Tel n'est pas exactement le cas pour Duchamp dont l'oeuvre
comme on sait appartient davantage au domaine de l'intelligible
qu'à celui du rétinien, même télévisuel,
et qui n'est ordinairement intelligible qu'à ceux qui veulent
bien payer un peu de leur personne.
On trouvera au bas de ces pages quelques liens et la modestie d'usage ne m'empêche
pas d'en mentionner quelques autres
Enfin il me faut signaler qu'un article assez récent de
la revue Pour La Science mentionne l'intérêt de Salvador
Dali pour les aspects multidimensionnels de la peinture, intérêt
où l'auteur suggère de voir l'influence de Marcel
Duchamp.
1
Au Foyer de SADT
La méthode SADT est une méthode d'analyse destinée
à permettre à des ingénieurs d'élaborer
les spécifications d'un système entièrement
nouveau, c'est à dire un système que nul n'a jamais
vu, ni même à proprement parler, conçu.
Le problème est donc de rassembler suffisamment d'informations
pour construire l'obscur objet du désir. Il faut par
conséquent accumuler
beaucoup plus de données qu'on n'en obtiendrait si on pouvait
voir le dit objet pour de bon, puisqu'alors certaines parties éventuellement
essentielles du système resteraient cachées aux spectateurs.
Dans le cas d'un système principalement logiciel, la chose est encore bien plus épineuse,
puisque le logiciel, comme on sait, ne se voit pas.
SADT constitue donc en quelque sorte, une méthode de vision
étendue.
Les fureurs de l'esprit - Matta - 1957
D'un point de vue procédural, la méthode SADT se
fonde sur la pratique d'interviews et l'itération de cycles
auteur-lecteurs au cours desquels, l'auteur (qui peut et le
plus souvent
doit être un collectif) :
- écrit ce qu'il
croit savoir à un moment donné du système à
construire,
- puis fait relire et critiquer son travail par les
lecteurs,
- intègre ensuite ce qu'il a compris de leurs remarques
dans une nouvelle version du texte,
et
ainsi, jusqu'à ce que tous soient convaincus que l'essentiel
a été dit.
SADT est donc aussi une méthode d'écriture
collective.
Si l'on additionne les deux caractéristiques de méthode
de vision étendue et de méthode d'écriture
collective, on voit que l'on n'est pas très loin de ce
que les surréalistes ont pu pratiquer en termes de jeux,
graphiques, textuels ou autres.
Du point de vue des principes mis en oeuvre, l'instigateur de
la méthode explique dans la postface du livre de Michel Lissandre
pourquoi l'approche
utilisée "marche". Par "marche", il faut
entendre "marche presque à tous coups" puisqu'en matière
technique, rien n'est jamais sûr que la pratique n'ait
concrètement prouvé (y compris que ça ne marche pas).

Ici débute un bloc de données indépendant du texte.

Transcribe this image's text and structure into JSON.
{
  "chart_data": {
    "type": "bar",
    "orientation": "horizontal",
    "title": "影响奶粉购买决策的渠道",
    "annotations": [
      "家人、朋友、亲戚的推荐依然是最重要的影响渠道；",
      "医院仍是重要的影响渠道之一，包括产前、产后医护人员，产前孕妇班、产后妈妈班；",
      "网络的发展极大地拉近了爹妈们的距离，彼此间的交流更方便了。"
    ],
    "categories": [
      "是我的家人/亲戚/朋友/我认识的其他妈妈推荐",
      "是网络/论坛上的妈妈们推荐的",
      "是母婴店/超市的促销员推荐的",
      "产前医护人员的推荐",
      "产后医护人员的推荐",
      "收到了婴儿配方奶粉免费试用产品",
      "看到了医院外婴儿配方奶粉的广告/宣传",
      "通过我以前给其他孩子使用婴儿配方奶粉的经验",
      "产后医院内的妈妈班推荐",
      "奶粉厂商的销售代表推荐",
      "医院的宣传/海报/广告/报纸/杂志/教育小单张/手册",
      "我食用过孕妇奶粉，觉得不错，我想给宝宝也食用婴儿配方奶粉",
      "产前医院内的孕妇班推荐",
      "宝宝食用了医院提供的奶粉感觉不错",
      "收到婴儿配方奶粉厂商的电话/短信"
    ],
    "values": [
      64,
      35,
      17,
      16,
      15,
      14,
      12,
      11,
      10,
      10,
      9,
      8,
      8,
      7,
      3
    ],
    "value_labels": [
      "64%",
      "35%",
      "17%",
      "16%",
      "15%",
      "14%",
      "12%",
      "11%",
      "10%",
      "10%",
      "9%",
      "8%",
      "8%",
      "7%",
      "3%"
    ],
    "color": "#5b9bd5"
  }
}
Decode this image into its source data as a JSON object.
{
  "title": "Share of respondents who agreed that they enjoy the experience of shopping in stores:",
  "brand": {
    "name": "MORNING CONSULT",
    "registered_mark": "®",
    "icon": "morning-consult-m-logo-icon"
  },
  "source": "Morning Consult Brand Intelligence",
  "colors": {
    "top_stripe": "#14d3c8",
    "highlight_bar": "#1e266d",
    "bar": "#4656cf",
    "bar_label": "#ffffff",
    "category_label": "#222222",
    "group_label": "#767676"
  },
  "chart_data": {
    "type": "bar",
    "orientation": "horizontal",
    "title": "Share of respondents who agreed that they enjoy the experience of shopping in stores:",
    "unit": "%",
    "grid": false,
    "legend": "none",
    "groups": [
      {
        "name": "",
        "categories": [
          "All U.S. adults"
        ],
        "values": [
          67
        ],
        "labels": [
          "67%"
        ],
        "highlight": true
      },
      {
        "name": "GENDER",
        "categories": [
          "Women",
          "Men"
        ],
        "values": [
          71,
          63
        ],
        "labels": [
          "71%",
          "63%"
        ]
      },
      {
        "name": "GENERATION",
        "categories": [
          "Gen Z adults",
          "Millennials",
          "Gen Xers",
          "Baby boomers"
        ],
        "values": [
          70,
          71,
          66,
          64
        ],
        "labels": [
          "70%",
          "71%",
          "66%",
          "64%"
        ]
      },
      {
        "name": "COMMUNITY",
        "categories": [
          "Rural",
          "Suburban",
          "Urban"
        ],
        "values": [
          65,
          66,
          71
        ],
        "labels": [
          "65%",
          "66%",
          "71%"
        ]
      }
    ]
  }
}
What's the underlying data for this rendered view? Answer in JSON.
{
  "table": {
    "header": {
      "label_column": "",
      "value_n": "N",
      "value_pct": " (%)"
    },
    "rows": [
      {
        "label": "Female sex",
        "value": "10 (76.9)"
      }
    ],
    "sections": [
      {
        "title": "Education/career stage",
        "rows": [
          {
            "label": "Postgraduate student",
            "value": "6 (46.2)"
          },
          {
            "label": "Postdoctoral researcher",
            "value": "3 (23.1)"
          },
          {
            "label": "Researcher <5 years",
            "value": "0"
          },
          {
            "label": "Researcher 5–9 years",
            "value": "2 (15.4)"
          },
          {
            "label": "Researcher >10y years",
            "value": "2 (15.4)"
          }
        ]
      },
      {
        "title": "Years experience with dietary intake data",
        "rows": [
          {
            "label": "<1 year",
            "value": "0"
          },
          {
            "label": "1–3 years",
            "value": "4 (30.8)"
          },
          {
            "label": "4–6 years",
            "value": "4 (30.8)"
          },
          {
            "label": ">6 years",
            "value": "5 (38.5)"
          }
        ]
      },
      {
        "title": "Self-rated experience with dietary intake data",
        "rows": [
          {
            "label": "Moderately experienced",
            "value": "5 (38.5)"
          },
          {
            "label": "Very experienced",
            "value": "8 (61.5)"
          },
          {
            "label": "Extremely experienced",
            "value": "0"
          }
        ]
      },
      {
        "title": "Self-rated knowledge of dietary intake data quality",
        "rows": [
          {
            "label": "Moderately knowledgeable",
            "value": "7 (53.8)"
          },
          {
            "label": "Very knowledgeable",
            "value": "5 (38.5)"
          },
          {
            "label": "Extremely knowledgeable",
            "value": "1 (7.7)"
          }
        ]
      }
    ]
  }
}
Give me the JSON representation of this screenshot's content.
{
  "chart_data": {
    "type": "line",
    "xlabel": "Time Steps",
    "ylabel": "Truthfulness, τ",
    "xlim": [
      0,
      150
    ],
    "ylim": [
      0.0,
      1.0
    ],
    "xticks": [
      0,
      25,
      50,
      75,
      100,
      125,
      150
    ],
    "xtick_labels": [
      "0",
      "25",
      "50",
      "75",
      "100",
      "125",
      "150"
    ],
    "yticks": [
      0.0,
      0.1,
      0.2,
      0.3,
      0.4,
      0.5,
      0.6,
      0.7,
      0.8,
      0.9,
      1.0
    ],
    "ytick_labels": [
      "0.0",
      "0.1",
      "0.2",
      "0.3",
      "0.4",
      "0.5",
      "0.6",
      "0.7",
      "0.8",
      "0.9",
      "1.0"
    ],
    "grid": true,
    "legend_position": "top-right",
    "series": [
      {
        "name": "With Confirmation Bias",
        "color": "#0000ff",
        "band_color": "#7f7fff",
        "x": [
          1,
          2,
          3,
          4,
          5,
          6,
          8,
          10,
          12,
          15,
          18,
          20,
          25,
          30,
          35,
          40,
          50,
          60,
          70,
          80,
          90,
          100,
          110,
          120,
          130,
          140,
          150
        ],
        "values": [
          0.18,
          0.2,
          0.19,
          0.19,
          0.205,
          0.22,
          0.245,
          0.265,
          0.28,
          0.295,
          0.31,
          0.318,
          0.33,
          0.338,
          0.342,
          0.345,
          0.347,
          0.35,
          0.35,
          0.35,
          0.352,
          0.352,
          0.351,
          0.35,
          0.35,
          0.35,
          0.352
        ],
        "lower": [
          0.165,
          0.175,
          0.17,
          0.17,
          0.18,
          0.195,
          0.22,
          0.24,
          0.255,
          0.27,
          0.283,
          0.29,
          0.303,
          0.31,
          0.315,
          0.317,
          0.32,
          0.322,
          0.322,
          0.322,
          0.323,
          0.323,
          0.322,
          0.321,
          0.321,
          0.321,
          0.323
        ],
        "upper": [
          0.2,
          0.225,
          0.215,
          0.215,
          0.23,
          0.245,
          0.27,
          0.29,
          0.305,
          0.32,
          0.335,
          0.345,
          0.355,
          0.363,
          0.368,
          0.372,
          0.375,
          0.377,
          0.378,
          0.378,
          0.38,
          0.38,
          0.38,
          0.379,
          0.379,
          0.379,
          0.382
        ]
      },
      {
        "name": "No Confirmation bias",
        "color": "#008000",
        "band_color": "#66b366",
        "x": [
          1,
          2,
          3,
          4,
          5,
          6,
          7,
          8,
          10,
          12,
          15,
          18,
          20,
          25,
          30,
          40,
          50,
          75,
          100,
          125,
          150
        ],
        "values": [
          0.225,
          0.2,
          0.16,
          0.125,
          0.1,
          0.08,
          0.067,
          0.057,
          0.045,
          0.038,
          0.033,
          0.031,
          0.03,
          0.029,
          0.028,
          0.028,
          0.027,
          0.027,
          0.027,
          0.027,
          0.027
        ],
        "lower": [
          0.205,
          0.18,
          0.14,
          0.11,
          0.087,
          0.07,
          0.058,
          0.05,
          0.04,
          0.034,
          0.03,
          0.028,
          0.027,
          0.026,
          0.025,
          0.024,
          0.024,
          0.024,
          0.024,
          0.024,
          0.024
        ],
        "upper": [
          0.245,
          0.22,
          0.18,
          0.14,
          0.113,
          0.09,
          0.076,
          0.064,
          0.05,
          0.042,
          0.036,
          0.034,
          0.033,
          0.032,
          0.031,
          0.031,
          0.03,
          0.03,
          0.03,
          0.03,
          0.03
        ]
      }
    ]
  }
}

L'inventeur de SADT explique que chacun des acteurs dans le cours
de la mise en oeuvre de la méthode parle du système
à élaborer selon son point de vue particulier, et
que la procédure mise en oeuvre dans SADT finit par contraindre
chacun de ces points de vues individuels à s'assembler de
manière cohérente avec les autres points de vues en
présence, de sorte que que le système finit par apparaître
à tous les participants avec le degré de précision
suffisant au point focal vers lequel finissent par converger toutes
les visions.
On voit que cette méthode n'est pas non plus très
éloignée de l'approche cubiste. Chaque point de vue singulier constribue ainsi à illuminer
un des aspects - visuel ou pas - d'un objet non existant mais à
naître, objet qui est à cet moment aussi virtuel que l'on
voudra, puisqu'il reste non seulement à construire ou à
simuler, mais
à penser même.
A la fin du processus, l'objet désiré finit généralement
par émerger d'une manière assez nette pour que chacun
s'accorde à considérer que oui, c'est bien
de ceci qu'il s'agit. Le ceci en question se trouvant alors suffisamment
délimité pour finir par constituer la matière
d'un engagement formel des parties en présence, autrement
dit, dans le cadre du monde industriel,
d'un contrat.
Ce qui s'est trouvé ainsi progressivement révélé,
ce sont les différentes dimensions de l'objet, et
c'est pourquoi j'ai parlé de méthode de vision
étendue tout à l'heure.
Et
quoique cela puisse éventuellement paraître "évident" à
certains esprits peu curieux, il y a tout de même lieu de
s'étonner un peu qu'une simple méthode puisse faire en quelque
sorte "apparaître" un objet si entièrement
et souvent si radicalement nouveau que nul ne sait même -
à priori - s'il sera un jour possible de le construire.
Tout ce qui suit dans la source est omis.